The Dillinger Escape Plan + Cancer Bats + The Ocean
Vidia Club, Cesena (FC)
16 / 10 / 2010
The Ocean
Come al solito, ci facciamo imbrogliare dagli orari dati dal Vidia, entriamo poco dopo le 21 ma i The Ocean stanno già suonando, riusciamo a sentire poco più di due pezzi. Parlando con alcuni presenti scopriamo, ma c’era da aspettarselo, che nella breve scaletta c’è stato posto più che altro per estratti dal nuovo “Heliocentric”, e che il coinvolgimento maggiore, come abbiamo potuto vedere anche noi, si è visto più che altro per i pezzi vecchi; tra l’altro, nonostante l’orario, il numero di presenti è già ottimo, e il gruppetto che a ridosso delle transenne urla “For The Great Blue Cold Now Reigns” è davvero nutrito. Per quel poco che riusciamo a sentirlo, ci fa una buona impressione anche il nuovo cantante, forse più a suo agio nelle parti melodiche ma dotato di un timbro particolare e apprezzabile anche quando “sbraita”. Quello che è sicuramente migliorato è l’affiatamento del gruppo: ormai i The Ocean non sono più un collettivo ma un vero e proprio gruppo di ragazzi che si divertono e interagiscono tra loro e col pubblico (specialmente il bassista!), capitanati dal solito Robin Staps che però poco si muove dal suo angolo. Insomma, il post-core dei teutonici viene generalmente apprezzato dagli astanti, e si dimostra un ottimo antipasto in questa serata dove la velocità e la violenza sarà comunque molto meno protagonista del previsto… Ottimo inizio!
Cancer Bats
Il vostro inviato fatica ad essere obbiettivo quando si parla dei Cancer Bats, avendoli visti in quasi tutte le loro calate italiche negli ultimi anni ed avendo sempre apprezzato parecchio la loro esplosiva commistione di hardcore, southern, riff metallici e sfacciataggine puramente rock. Tuttavia, era perfettamente consapevole del fatto che la maggior parte dei presenti si sarebbe rifugiata al bar durante il loro concerto. E invece, questa sera per i Cancer Bats è stato un vero trionfo: mai in Italia avevano avuto un tale successo!

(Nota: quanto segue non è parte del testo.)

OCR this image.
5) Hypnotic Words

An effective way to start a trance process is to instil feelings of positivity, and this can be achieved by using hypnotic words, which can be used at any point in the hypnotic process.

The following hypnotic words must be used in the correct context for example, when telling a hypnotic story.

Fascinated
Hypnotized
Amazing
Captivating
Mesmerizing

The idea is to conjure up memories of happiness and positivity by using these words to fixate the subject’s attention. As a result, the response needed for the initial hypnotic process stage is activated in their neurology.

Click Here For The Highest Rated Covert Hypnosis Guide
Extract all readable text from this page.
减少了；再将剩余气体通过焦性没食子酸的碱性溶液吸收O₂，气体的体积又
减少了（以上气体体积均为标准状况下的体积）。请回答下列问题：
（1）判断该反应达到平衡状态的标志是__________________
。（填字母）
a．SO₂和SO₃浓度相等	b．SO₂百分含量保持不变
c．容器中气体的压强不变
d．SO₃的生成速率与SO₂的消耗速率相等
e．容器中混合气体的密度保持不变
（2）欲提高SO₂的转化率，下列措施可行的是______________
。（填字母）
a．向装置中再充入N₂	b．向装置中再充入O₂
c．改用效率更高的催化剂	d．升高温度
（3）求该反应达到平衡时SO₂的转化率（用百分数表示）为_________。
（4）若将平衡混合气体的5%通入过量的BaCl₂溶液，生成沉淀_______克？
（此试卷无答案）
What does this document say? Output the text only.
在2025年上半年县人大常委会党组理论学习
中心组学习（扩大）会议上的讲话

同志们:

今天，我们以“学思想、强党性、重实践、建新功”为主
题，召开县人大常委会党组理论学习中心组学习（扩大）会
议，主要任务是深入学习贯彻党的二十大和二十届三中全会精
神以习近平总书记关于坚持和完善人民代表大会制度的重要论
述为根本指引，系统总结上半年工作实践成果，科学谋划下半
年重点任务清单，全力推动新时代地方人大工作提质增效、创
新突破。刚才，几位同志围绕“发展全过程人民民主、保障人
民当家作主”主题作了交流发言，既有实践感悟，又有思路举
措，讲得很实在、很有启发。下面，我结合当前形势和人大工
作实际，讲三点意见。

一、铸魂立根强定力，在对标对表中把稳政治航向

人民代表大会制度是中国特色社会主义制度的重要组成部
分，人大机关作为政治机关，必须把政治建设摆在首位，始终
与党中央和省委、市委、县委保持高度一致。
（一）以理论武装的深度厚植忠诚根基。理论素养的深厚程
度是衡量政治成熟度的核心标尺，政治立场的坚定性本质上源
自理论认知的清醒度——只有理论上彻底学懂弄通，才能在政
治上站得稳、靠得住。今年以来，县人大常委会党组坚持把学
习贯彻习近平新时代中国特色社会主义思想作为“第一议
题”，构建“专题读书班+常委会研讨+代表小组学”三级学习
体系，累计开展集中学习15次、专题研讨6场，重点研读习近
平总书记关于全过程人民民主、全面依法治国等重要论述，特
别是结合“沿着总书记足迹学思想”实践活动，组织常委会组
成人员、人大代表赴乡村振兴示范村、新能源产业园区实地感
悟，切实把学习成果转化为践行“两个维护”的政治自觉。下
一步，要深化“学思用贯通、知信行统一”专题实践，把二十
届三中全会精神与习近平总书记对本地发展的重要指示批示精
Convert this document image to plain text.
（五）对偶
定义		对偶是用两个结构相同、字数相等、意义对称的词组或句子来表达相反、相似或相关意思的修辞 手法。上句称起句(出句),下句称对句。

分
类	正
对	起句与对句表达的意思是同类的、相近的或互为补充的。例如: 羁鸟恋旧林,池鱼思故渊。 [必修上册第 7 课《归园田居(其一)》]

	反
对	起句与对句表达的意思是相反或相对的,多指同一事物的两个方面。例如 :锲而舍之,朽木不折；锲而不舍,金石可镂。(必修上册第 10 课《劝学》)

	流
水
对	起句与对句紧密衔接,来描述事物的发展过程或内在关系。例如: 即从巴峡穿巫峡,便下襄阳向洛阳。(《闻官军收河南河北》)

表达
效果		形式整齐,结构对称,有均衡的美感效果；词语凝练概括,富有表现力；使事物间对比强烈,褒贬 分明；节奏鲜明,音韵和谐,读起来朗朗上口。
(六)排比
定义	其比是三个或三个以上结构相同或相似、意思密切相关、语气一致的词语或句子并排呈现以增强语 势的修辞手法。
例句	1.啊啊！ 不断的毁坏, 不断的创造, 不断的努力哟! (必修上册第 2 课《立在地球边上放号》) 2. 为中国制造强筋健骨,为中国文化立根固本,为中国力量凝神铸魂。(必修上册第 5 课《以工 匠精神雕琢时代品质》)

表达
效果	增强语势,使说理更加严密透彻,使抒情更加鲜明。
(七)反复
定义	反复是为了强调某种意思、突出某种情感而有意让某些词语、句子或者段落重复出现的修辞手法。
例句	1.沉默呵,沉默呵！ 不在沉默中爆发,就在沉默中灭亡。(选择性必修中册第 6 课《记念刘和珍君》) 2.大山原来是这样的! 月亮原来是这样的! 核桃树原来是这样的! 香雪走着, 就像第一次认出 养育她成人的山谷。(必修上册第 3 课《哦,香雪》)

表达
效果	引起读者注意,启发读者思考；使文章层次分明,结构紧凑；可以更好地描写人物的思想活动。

I quattro canadesi attaccano subito con “We Are The Undead”, e i molti presenti cominciano a muoversi: le prime file cantano a squarciagola, dietro si apre il pit, ed è tutta una gran festa. Dopo una “pausa” più rock con la super-southern “Lucifer’s Rocking Chair”, i CB continuano a proporre molti pezzi tratti dal nuovo “Bears, Mayors, Scraps & Bones”, tra cui anche la mitica cover dei Beastie Boys “Sabotage”, per poi chiudere come al solito con “Hail Destroyer” una prestazione maiuscola. Certo, chi cerca tecnicismi, varietà e innovazione non condividerà neanche una virgola di quanto scritto, ma per chi riesce a divertirsi con la genuina semplicità e la poderosa sfacciataggine della musica di questi quattro ragazzi il concerto dei Cancer Bats di stasera è stato memorabile. Anche se poco dopo ha suonato ben altro tipo di gruppo…
The Dillinger Escape Plan
L’anno scorso, al Velvet di Rimini, i DEP cominciarono con una intro atmosferica, presentandosi con inusuale delicatezza al pubblico italiano, facendo supporre che avessero cambiato approccio da quella volta che, nel 2008 qui al Vidia, Puciato entrò correndo, si lanciò sulla folla, e cominciò a urlare letteralmente camminando sopra le teste dei presenti. Beh, per fortuna i Dillinger hanno ancora voglia di violenza, e stavolta partono subito fortissimo: l’uomo con le cosce al posto dei bicipiti (Puciato) non aspetta neanche un secondo a urlare in faccia ai presenti, mentre Ben Weinman e compagnia suonano, corrono e saltano come se fosse il loro ultimo concerto (cioè come sempre), compreso il bassista storicamente immobile. I cinque americani propongono più che altro brani da “Option Paralysis”, ma anche tanti successi di “Ire Works” e in generale tutti i migliori pezzi della loro discografia, e il pubblico apprezza tantissimo: chi non si muove come un forsennato si gode lo spettacolo a bocca aperta, faticando a seguire con gli occhi tutti i movimenti di questi cinque pazzi schizofrenici. Puciato sembra come al solito divertirsi come un matto, ma stavolta non esagera con le acrobazie (due anni fa si appese alle travi sul tetto del Vidia, parecchi metri sopra le teste del pubblico), “limitandosi” a qualche salto dalle alte casse ai lati del palco. Una cosa però oggi emerge prepotentemente dai live, come poi dalle prove su disco, dei Dillinger: l’indiscusso genio del signor Weinman. La musica partorita dalla sua mente assomiglia sempre più ad una sorta di “caos organizzato”: in questo show, come nell’ultimo album, non c’è spazio solo per la violenza (apparentemente) incontrollata, ma anche per le forti influenze di “pop malato” già in parte presenti in Ire Works (“Black Bubblegum”, cantata da tutti i presenti) e di melodia pura. Ok, siamo pur sempre ad un concerto dei Dillinger Escape Plan, ma è singolare notare come uno dei momenti più memorabili del concerto sia stata la riproposizione di “Widower”, con Weinman alla tastiera e Puciato che sembrava un cantante pop (il suo cantato melodico, tra l’altro, migliora sempre di più).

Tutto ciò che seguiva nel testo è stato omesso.